Em uma linha de pesquisa separada, um estudo liderado por Yale, publicado como matéria de capa em 10 de fevereiro na Science Signaling, constatou que vias de sinalização hiperativas de algumas células agressivas de câncer hematológico podem ser amortecidas por um complexo proteico previamente não reconhecido, garantindo a sobrevivência do câncer. Se um componente do complexo for deletado ou removido, as células cancerosas entram em hiperatividade e morrem.
O receptor de superfície CD25 é um desses componentes, tipicamente um marcador de células imunes ativadas, mas também associado a casos agressivos de leucemia linfoblástica aguda (ALL) e leucemia mieloide aguda (AML). A detecção de CD25 em uma amostra de paciente é conhecida há muitos anos como um sinal de piores desfechos clínicos.

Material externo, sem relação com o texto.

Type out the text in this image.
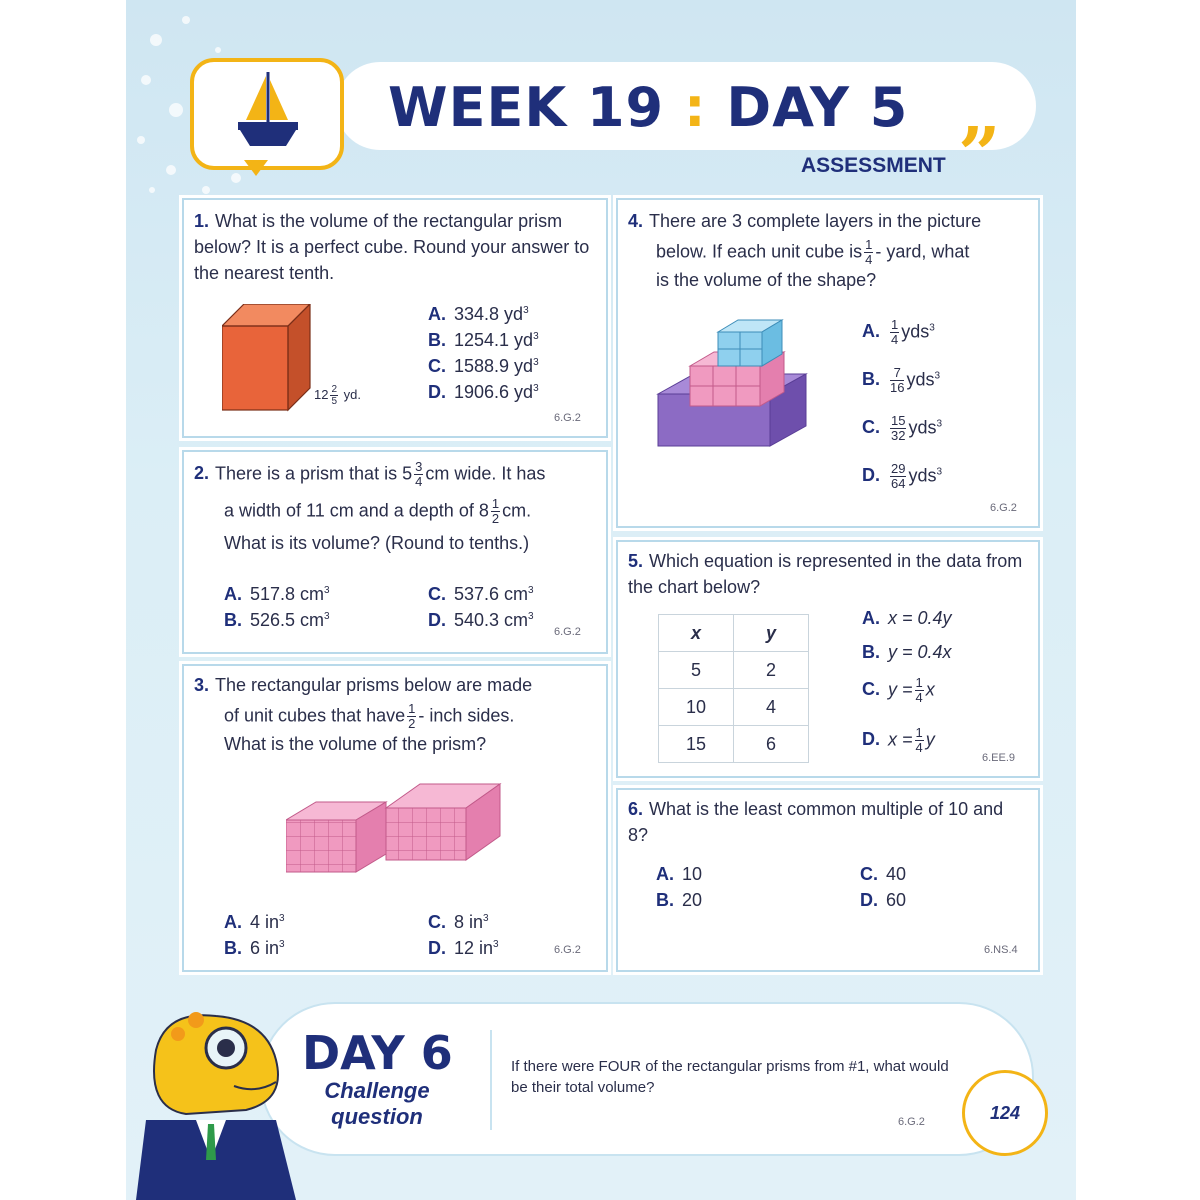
WEEK 19 : DAY 5
ASSESSMENT ”
1. What is the volume of the rectangular prism below? It is a perfect cube. Round your answer to the nearest tenth.
$12 \frac{2}{5}$ yd.
A. 334.8 $yd^3$
B. 1254.1 $yd^3$
C. 1588.9 $yd^3$
D. 1906.6 $yd^3$
6.G.2
2. There is a prism that is $5 \frac{3}{4}$ cm wide. It has
a width of 11 cm and a depth of $8 \frac{1}{2}$ cm.
What is its volume? (Round to tenths.)
A. 517.8 $cm^3$
B. 526.5 $cm^3$
C. 537.6 $cm^3$
D. 540.3 $cm^3$
6.G.2
3. The rectangular prisms below are made
of unit cubes that have $\frac{1}{2}$ - inch sides.
What is the volume of the prism?
A. 4 $in^3$
B. 6 $in^3$
C. 8 $in^3$
D. 12 $in^3$	6.G.2
4. There are 3 complete layers in the picture
below. If each unit cube is $\frac{1}{4}$ - yard, what
is the volume of the shape?
A. $\frac{1}{4} yds^3$
B. $\frac{7}{16} yds^3$
C. $\frac{15}{32} yds^3$
D. $\frac{29}{64} yds^3$
6.G.2
5. Which equation is represented in the data from the chart below?
x	y
5	2
10	4
15	6
A. x = 0.4y
B. y = 0.4x
C. $y = \frac{1}{4}$ x
D. $x = \frac{1}{4}$ y
6.EE.9
6. What is the least common multiple of 10 and 8?
A. 10
B. 20
C. 40
D. 60
6.NS.4
DAY 6
Challenge question
If there were FOUR of the rectangular prisms from #1, what would be their total volume?
6.G.2	124
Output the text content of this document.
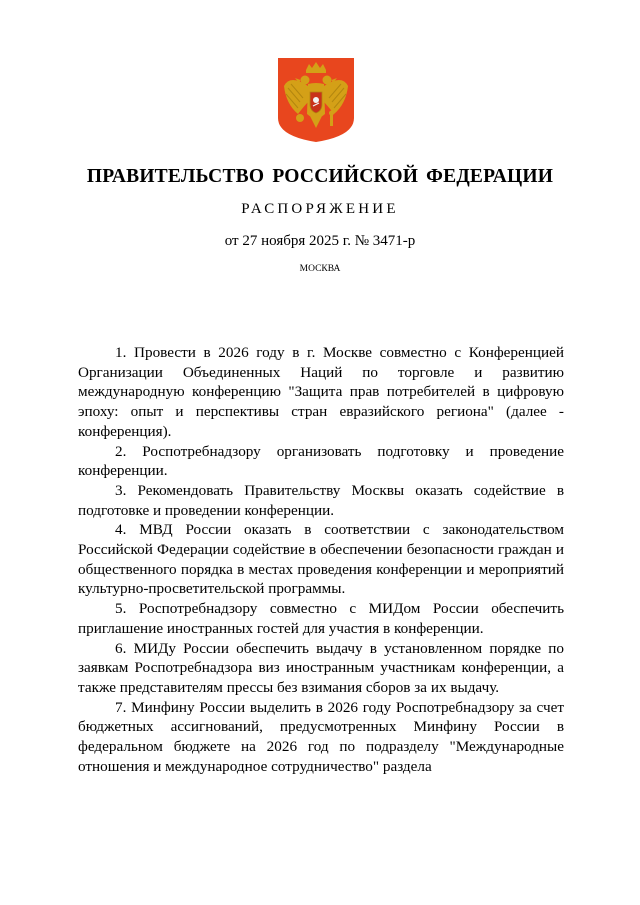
ПРАВИТЕЛЬСТВО РОССИЙСКОЙ ФЕДЕРАЦИИ
РАСПОРЯЖЕНИЕ
от 27 ноября 2025 г. № 3471-р
МОСКВА

1. Провести в 2026 году в г. Москве совместно с Конференцией Организации Объединенных Наций по торговле и развитию международную конференцию "Защита прав потребителей в цифровую эпоху: опыт и перспективы стран евразийского региона" (далее - конференция).

2. Роспотребнадзору организовать подготовку и проведение конференции.

3. Рекомендовать Правительству Москвы оказать содействие в подготовке и проведении конференции.

4. МВД России оказать в соответствии с законодательством Российской Федерации содействие в обеспечении безопасности граждан и общественного порядка в местах проведения конференции и мероприятий культурно-просветительской программы.

5. Роспотребнадзору совместно с МИДом России обеспечить приглашение иностранных гостей для участия в конференции.

6. МИДу России обеспечить выдачу в установленном порядке по заявкам Роспотребнадзора виз иностранным участникам конференции, а также представителям прессы без взимания сборов за их выдачу.

7. Минфину России выделить в 2026 году Роспотребнадзору за счет бюджетных ассигнований, предусмотренных Минфину России в федеральном бюджете на 2026 год по подразделу "Международные отношения и международное сотрудничество" раздела
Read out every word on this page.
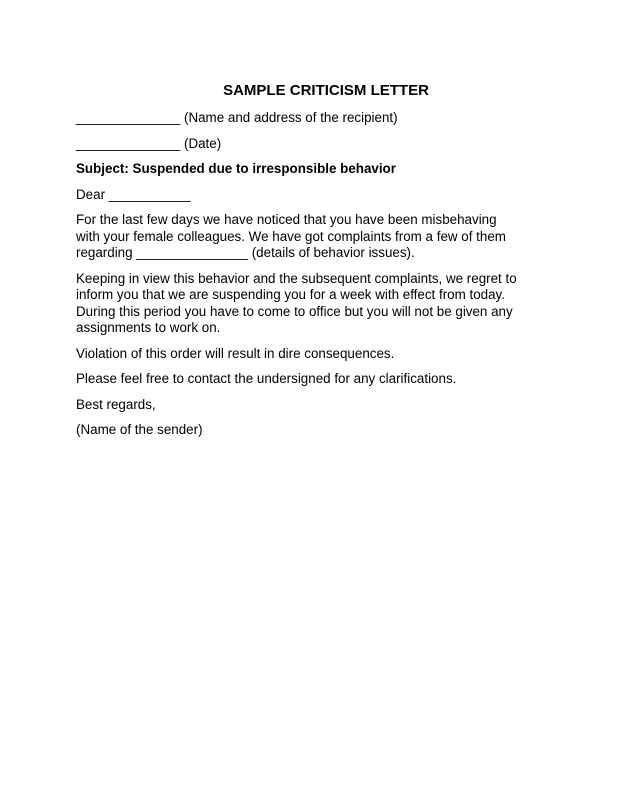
SAMPLE CRITICISM LETTER
______________ (Name and address of the recipient)
______________ (Date)
Subject: Suspended due to irresponsible behavior
Dear ___________
For the last few days we have noticed that you have been misbehaving
with your female colleagues. We have got complaints from a few of them
regarding _______________ (details of behavior issues).
Keeping in view this behavior and the subsequent complaints, we regret to
inform you that we are suspending you for a week with effect from today.
During this period you have to come to office but you will not be given any
assignments to work on.
Violation of this order will result in dire consequences.
Please feel free to contact the undersigned for any clarifications.
Best regards,
(Name of the sender)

O estudo constatou que as células leucêmicas expressam CD25 na superfície celular para montar um complexo proteico que reduz a atividade e faz as células cancerosas crescerem em um ritmo mais lento e estável. A maioria dos cânceres prospera e depende de sinais fortes de ativação, que são explorados por fármacos terapêuticos desenhados para suprimir a ativação das células tumorais. Em contraste, verificou-se que as células leucêmicas deste estudo dependem de um freio molecular para desacelerar, de modo que seus níveis de ativação fiquem no ponto ideal.
Além de revelar o papel previamente não reconhecido do CD25 em subpopulações de leucemias agudas com pior prognóstico, o estudo também destacou a dependência de leucemias conduzidas por tirosina quinase do controle por feedback para sua sobrevivência.
O estudo liderado por Yale lança luz sobre uma classe ainda inexplorada de novos fármacos oncológicos que vêm sendo desenhados para hiperativar a sinalização das células leucêmicas. Esses medicamentos, que têm como alvo CD25 e proteínas associadas, podem empurrar as células leucêmicas para além de um limiar máximo de ativação que elas conseguem tolerar, fazendo com que as células cancerosas se esgotem, em vez de inibir sinais de ativação no câncer.
Os pesquisadores de Yale examinaram dados clínicos de pacientes com leucemia e implementaram modelagem genética que permitiu mapear, por meio de espectrometria de massas, as interações do CD25 com outras proteínas dentro das células cancerosas em um organismo vivo e testar terapias. O estudo contou com colaboração de cientistas da Korea University em Seul, City of Hope Comprehensive Cancer Center, Loma Linda University, University of California San Francisco, University of Pennsylvania, Mayo Clinic e Montefiore Medical Center.
A pesquisa foi apoiada pelo National Institutes of Health (awards R35CA197628, R01CA282877, R01CA213138, R01AI164692, R01AI192914, P01CA233412 e R01CA271497), pela Arthur H. and Isabel Bunker Chair in Hematology e pela Yale University. Apoio adicional foi fornecido pela V Foundation for Cancer Research, Blood Cancer United, Howard Hughes Medical Institute, All Stars Award, Rally Foundation for Childhood Cancer, Leukemia Research Foundation, Alex's Lemonade Stand Foundation, National Research Foundation of Korea e pelo Samsung Research Funding & Incubation Center.